What was it about Christmas 2014? A hundred years ago, at some parts of the Western Front, a few of the lads from the British and German trenches played football and for a few brief hours, it looked as if sanity would prevail and the First World War really would be over by Christmas.
But that’s not how it turned out and we all know the rest. So, fast forward to Christmas 2014. There was a kind of reflection of the Football Truce but there was something altogether more ghastly and less uplifting. it seemed as if every shop and advertiser in the country had slipped back to the 1950s.
Now, don’t get me wrong. That was a great decade. I learned to read and write during it (so you can have the benefit of my words of wisdom now); there were blue bags of salt in crisp packets (the first time round, of course) and planes went bang as they passed through the sound barrier (oh, yes, they did!).
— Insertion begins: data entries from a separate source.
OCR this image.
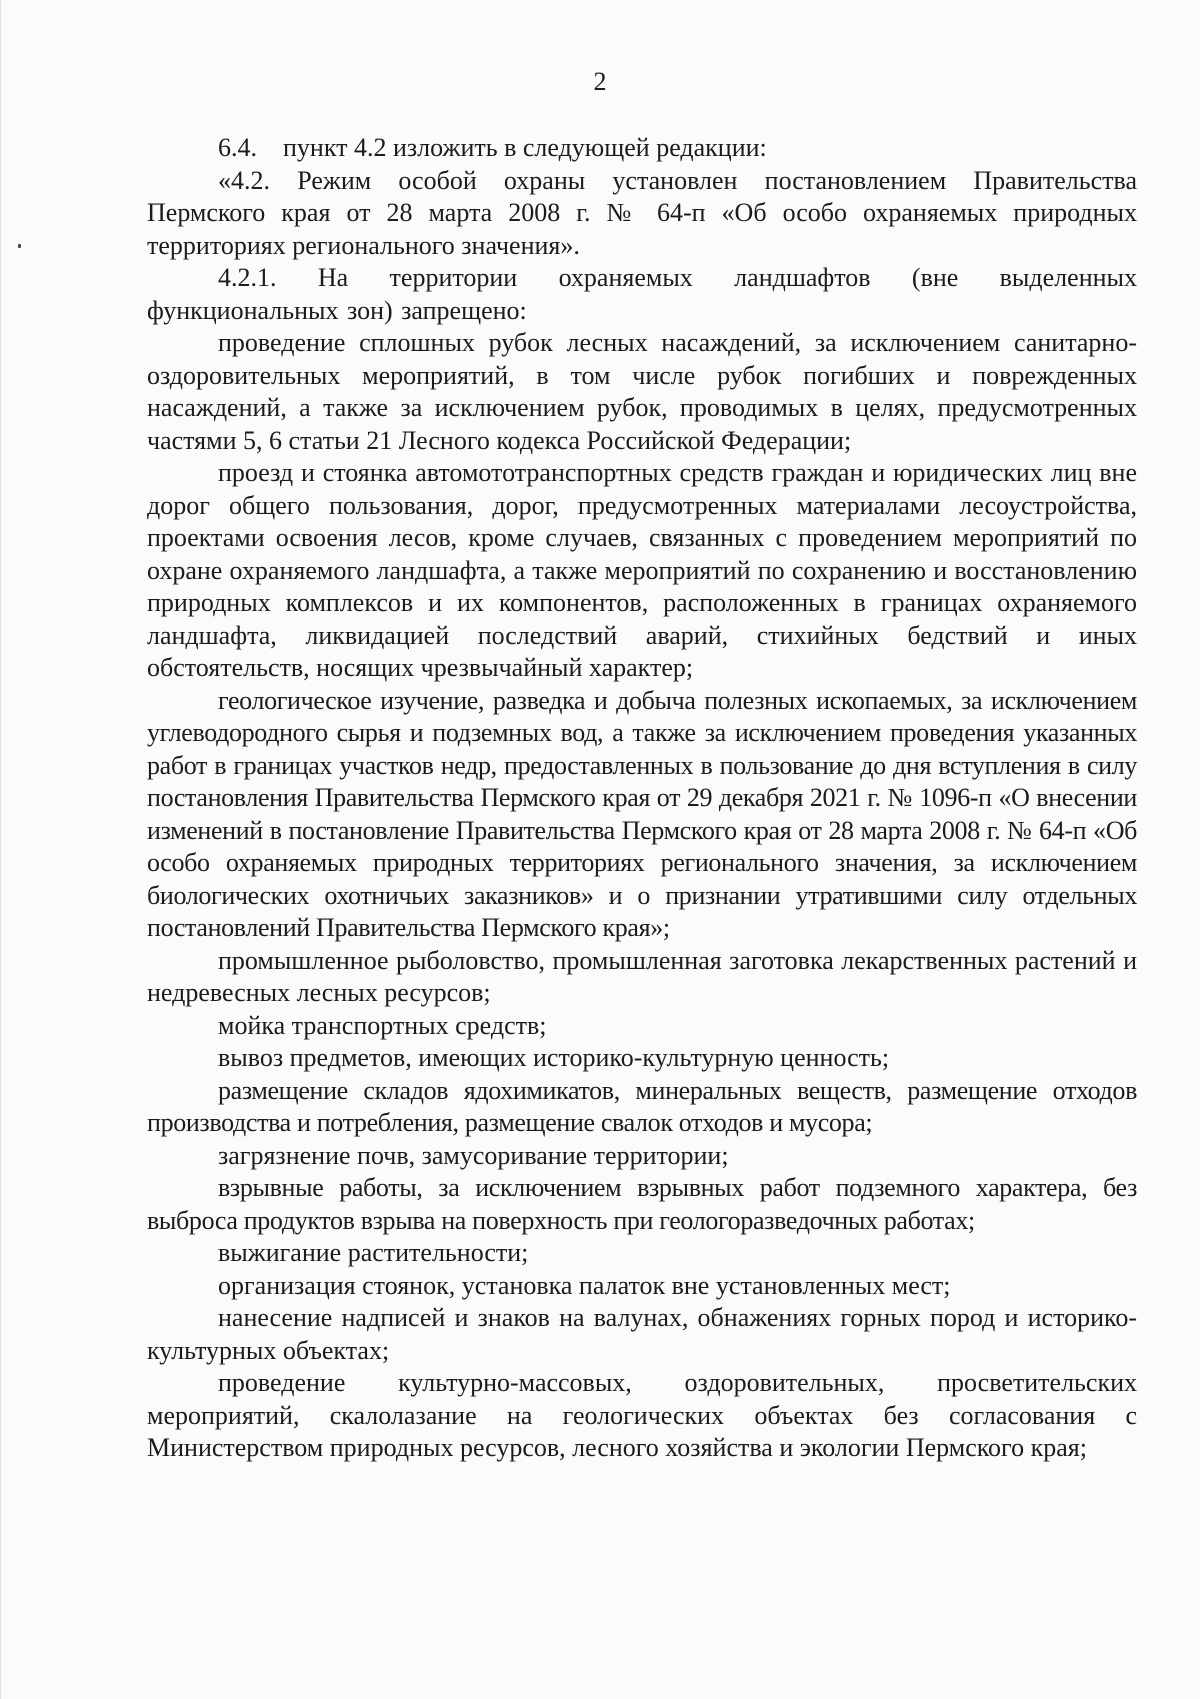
2

6.4.    пункт 4.2 изложить в следующей редакции:

«4.2. Режим особой охраны установлен постановлением Правительства Пермского края от 28 марта 2008 г. № 64-п «Об особо охраняемых природных территориях регионального значения».

4.2.1. На территории охраняемых ландшафтов (вне выделенных функциональных зон) запрещено:

проведение сплошных рубок лесных насаждений, за исключением санитарно-оздоровительных мероприятий, в том числе рубок погибших и поврежденных насаждений, а также за исключением рубок, проводимых в целях, предусмотренных частями 5, 6 статьи 21 Лесного кодекса Российской Федерации;

проезд и стоянка автомототранспортных средств граждан и юридических лиц вне дорог общего пользования, дорог, предусмотренных материалами лесоустройства, проектами освоения лесов, кроме случаев, связанных с проведением мероприятий по охране охраняемого ландшафта, а также мероприятий по сохранению и восстановлению природных комплексов и их компонентов, расположенных в границах охраняемого ландшафта, ликвидацией последствий аварий, стихийных бедствий и иных обстоятельств, носящих чрезвычайный характер;

геологическое изучение, разведка и добыча полезных ископаемых, за исключением углеводородного сырья и подземных вод, а также за исключением проведения указанных работ в границах участков недр, предоставленных в пользование до дня вступления в силу постановления Правительства Пермского края от 29 декабря 2021 г. № 1096-п «О внесении изменений в постановление Правительства Пермского края от 28 марта 2008 г. № 64-п «Об особо охраняемых природных территориях регионального значения, за исключением биологических охотничьих заказников» и о признании утратившими силу отдельных постановлений Правительства Пермского края»;

промышленное рыболовство, промышленная заготовка лекарственных растений и недревесных лесных ресурсов;

мойка транспортных средств;

вывоз предметов, имеющих историко-культурную ценность;

размещение складов ядохимикатов, минеральных веществ, размещение отходов производства и потребления, размещение свалок отходов и мусора;

загрязнение почв, замусоривание территории;

взрывные работы, за исключением взрывных работ подземного характера, без выброса продуктов взрыва на поверхность при геологоразведочных работах;

выжигание растительности;

организация стоянок, установка палаток вне установленных мест;

нанесение надписей и знаков на валунах, обнажениях горных пород и историко-культурных объектах;

проведение культурно-массовых, оздоровительных, просветительских мероприятий, скалолазание на геологических объектах без согласования с Министерством природных ресурсов, лесного хозяйства и экологии Пермского края;
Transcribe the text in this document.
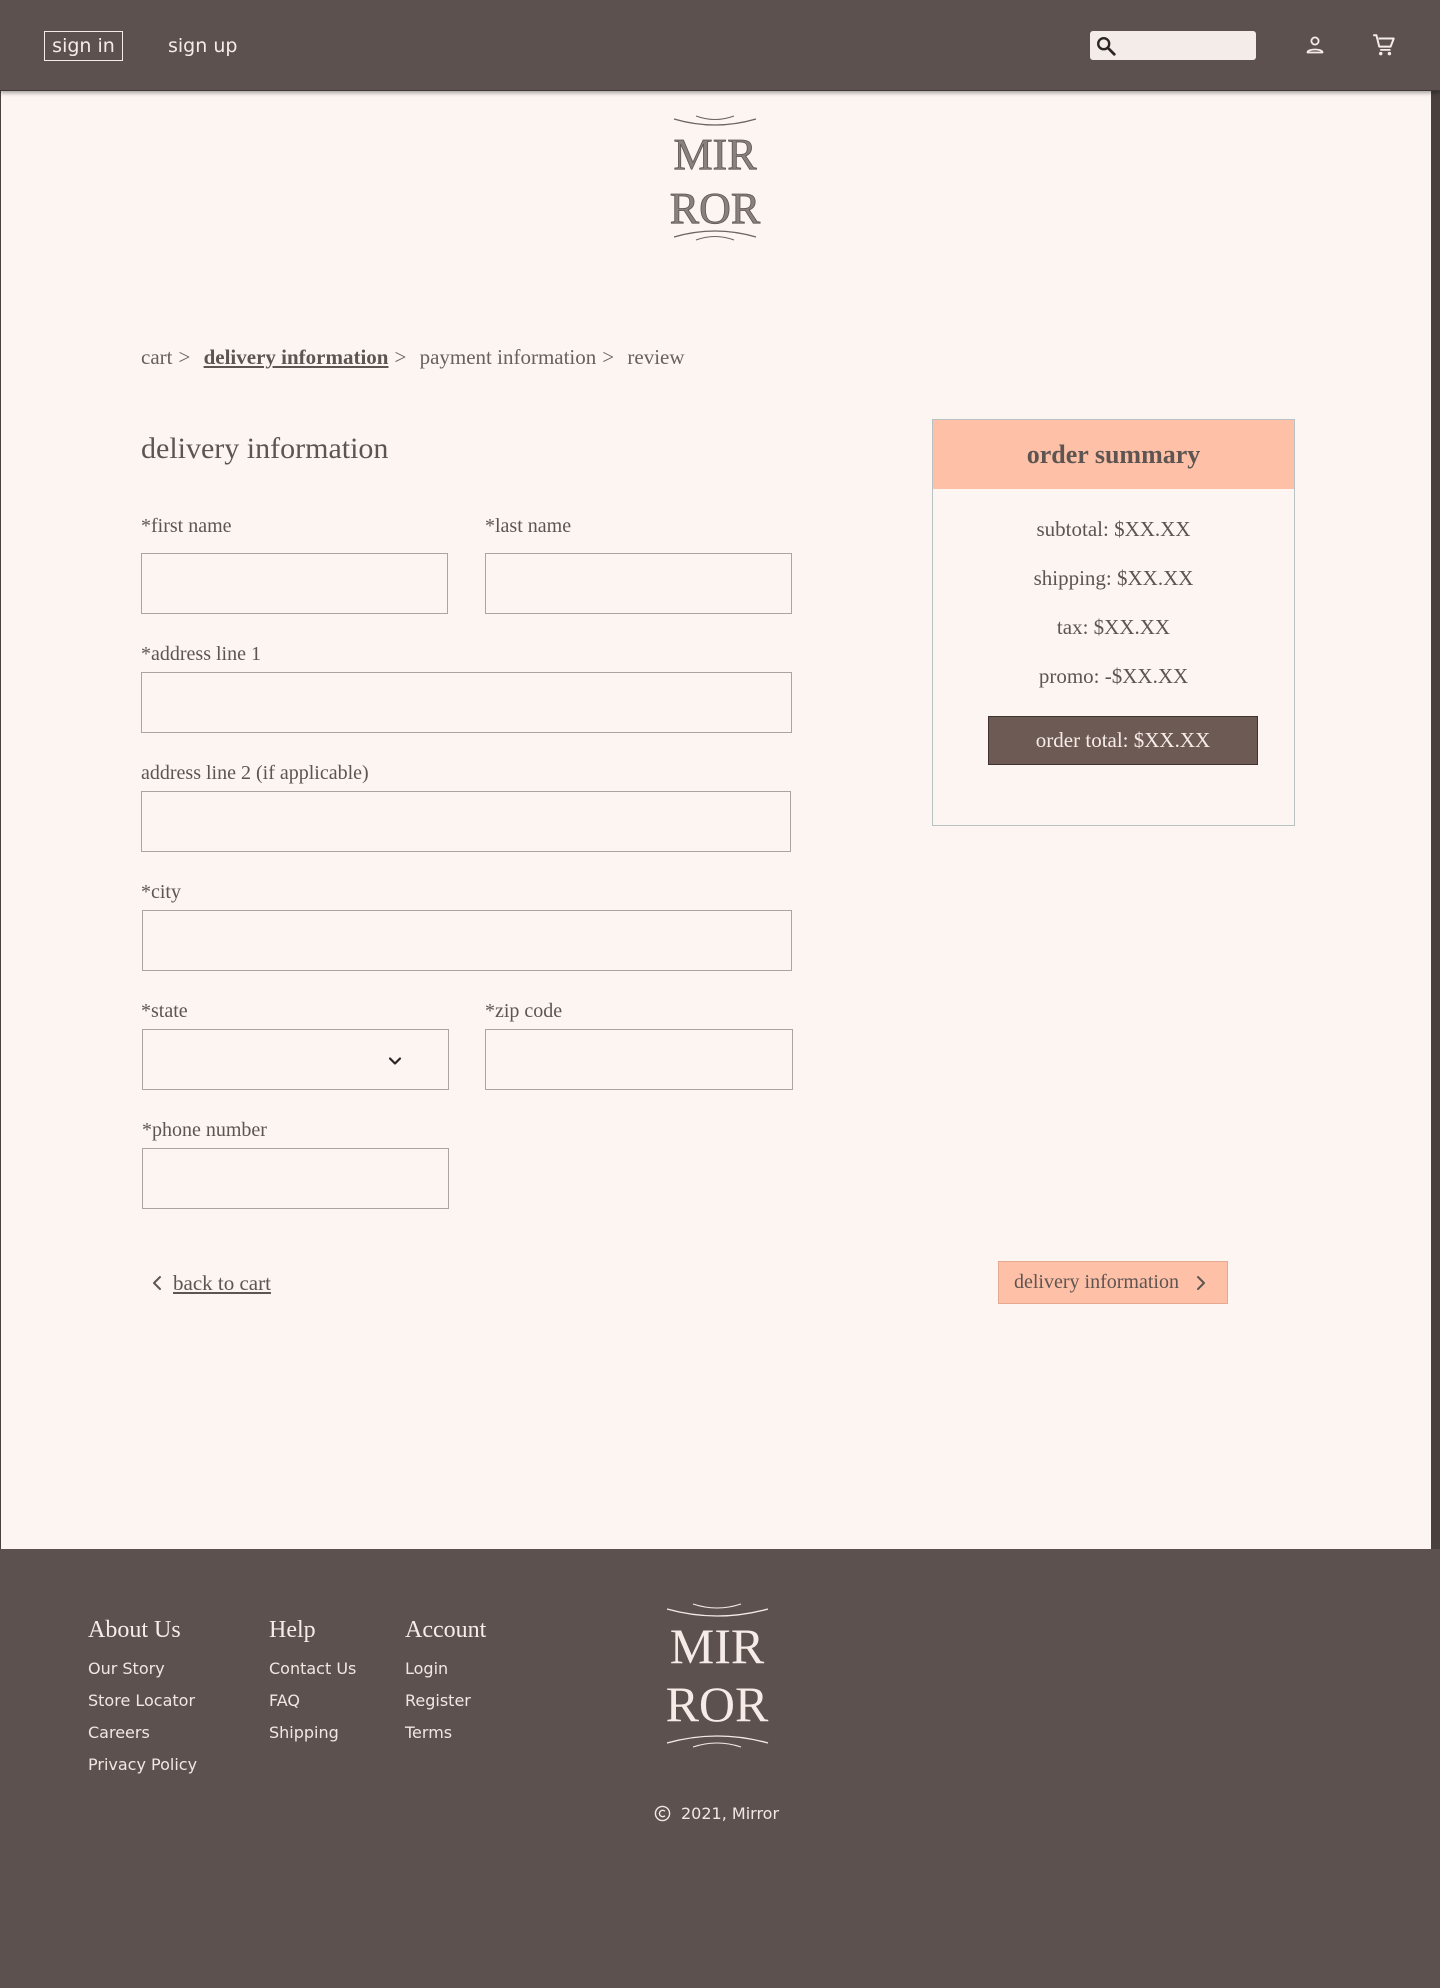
sign in	sign up
MIR
ROR
cart > delivery information > payment information > review
delivery information
*first name	*last name
*address line 1
address line 2 (if applicable)
*city
*state	*zip code
*phone number
back to cart	delivery information
order summary
subtotal: $XX.XX
shipping: $XX.XX
tax: $XX.XX
promo: -$XX.XX
order total: $XX.XX
About Us
Our Story
Store Locator
Careers
Privacy Policy
Help
Contact Us
FAQ
Shipping
Account
Login
Register
Terms
MIR
ROR
2021, Mirror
But it was also the decade of the laid-back crooners in awful jumpers, who sat in front of a studio Christmas tree and … well, let’s be quite open about this … crooned.
All right, we had Dennis Lotis, Dickie Valentine and David Whitfield, but the Americans had Frank Sinatra, Bing Crosby, Dean Martin and Perry Como. They all sounded identical (except Frank, who couldn’t hit a note dead on if his life depended on it) and they were all very, very, slooooow. And suddenly, only weeks ago, all the retail outlets formed a conspiracy to bring them all back while we were Christmas shopping – and to do it at speeds of far less than the 331/3 they were designed to be played at. Sheer torture – and you thought the Inquisition was over!